- Bir bölük halk, ferahtan ona karşı vardılar. Fakat o, acele bilinmez bir yoldan şehre girdi.
- از فرح خلقی به استقبال رفت ** او در آمد از ره دزدیده تفت
- Şehrin ileri gelenleri, uluları hep birden kalkıp onun için köşkler hazırladılar.
- جمله اعیان و مهان بر خاستند ** قصرها از بهر او آراستند
- Şeyh, ben dedi, kendimi göstermeye gelmedim, ancak horluğa ve dilenciliğe geldim.

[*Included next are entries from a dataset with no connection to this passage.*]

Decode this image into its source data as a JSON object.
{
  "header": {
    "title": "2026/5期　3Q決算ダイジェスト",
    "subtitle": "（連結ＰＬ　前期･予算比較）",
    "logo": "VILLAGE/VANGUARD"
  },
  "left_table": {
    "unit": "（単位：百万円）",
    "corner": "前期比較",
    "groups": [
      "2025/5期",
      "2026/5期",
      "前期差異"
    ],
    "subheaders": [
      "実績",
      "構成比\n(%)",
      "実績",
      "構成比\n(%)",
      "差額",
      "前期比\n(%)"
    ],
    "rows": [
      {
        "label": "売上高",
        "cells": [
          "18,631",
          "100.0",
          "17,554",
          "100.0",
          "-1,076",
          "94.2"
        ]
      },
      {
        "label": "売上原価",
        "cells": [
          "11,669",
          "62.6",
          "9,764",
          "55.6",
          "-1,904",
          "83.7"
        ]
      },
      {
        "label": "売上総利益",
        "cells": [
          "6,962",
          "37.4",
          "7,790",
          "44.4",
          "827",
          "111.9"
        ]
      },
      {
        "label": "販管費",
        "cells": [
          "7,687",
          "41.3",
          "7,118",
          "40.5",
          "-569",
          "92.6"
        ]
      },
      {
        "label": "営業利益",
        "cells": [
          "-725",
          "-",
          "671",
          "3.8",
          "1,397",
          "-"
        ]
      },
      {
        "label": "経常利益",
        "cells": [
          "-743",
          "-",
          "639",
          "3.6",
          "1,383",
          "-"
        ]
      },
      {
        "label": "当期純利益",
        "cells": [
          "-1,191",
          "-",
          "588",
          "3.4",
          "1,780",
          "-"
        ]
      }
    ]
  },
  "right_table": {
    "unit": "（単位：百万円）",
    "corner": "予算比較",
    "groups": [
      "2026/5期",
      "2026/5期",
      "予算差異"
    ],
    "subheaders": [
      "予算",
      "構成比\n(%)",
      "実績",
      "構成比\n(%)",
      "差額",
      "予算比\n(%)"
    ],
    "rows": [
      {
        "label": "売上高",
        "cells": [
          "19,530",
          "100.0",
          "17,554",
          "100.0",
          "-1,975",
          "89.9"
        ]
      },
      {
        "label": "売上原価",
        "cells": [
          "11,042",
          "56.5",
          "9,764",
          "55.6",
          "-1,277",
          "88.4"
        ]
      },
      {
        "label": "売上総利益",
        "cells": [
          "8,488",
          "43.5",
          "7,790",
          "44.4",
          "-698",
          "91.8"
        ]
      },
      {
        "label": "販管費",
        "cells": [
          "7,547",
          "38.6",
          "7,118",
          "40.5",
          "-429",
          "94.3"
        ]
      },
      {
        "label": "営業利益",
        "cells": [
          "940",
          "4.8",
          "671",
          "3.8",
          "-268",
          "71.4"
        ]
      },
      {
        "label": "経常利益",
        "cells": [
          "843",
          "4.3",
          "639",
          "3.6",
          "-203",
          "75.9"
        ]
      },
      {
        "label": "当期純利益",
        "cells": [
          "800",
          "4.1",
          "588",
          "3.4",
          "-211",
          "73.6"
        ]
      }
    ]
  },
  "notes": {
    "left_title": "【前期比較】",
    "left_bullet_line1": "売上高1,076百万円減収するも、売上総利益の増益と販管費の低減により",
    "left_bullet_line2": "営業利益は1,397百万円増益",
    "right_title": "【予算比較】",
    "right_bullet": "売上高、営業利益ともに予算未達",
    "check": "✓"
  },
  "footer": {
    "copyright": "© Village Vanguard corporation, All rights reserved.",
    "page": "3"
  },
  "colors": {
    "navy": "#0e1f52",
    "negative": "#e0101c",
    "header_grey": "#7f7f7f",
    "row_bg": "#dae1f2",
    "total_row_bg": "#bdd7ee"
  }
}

- گفت من از خودنمایی نامدم ** جز به خواری و گدایی نامدم
- Dedikoduda bulunmaya niyetim bile yok. Elimde zembil kapı kapı gezeceğim. 2690
- نیستم در عزم قال و قیل من ** در به در گردم به کف زنبیل من
- Buyruk kuluyum, buyruk da Tanrı'dan. Ben dilencilik edeceğim, dilencilik edeceğim, dilencilik!
- بنده فرمانم که امرست از خدا ** که گدا باشم گدا باشم گدا
- Dilenirken de duyulmamış sözler söyleyecek değilim. Dilencilerin aşağılık yolundan başka bir yol yordam tutmayacağım.
- در گدایی لفظ نادر ناورم ** جز طریق خس گدایان نسپرم
- Bu suretle tamamiyle alçaklığa dalayım da ileri gelenlerden de, halktan da kötü sözler duyayım.
- تا شوم غرقهی مذلت من تمام ** تا سقطها بشنوم از خاص و عام
- Tanrı buyruğu candır, ben ona tabiim. O, tamah hakkında "Tamah eden alçalır" buyurdu.
- امر حق جانست و من آن را تبع ** او طمع فرمود ذل من طمع
- Mademki din sultanı, benden tamahkârlık istiyor, bundan böyle kanaatin başına toprak! 2695
- چون طمع خواهد ز من سلطان دین ** خاک بر فرق قناعت بعد ازین
- O alçalmamı istiyor, ben nasıl yüceliğe savaşırım? O, dilenci olmamı diliyor, ben nasıl beylik ederim?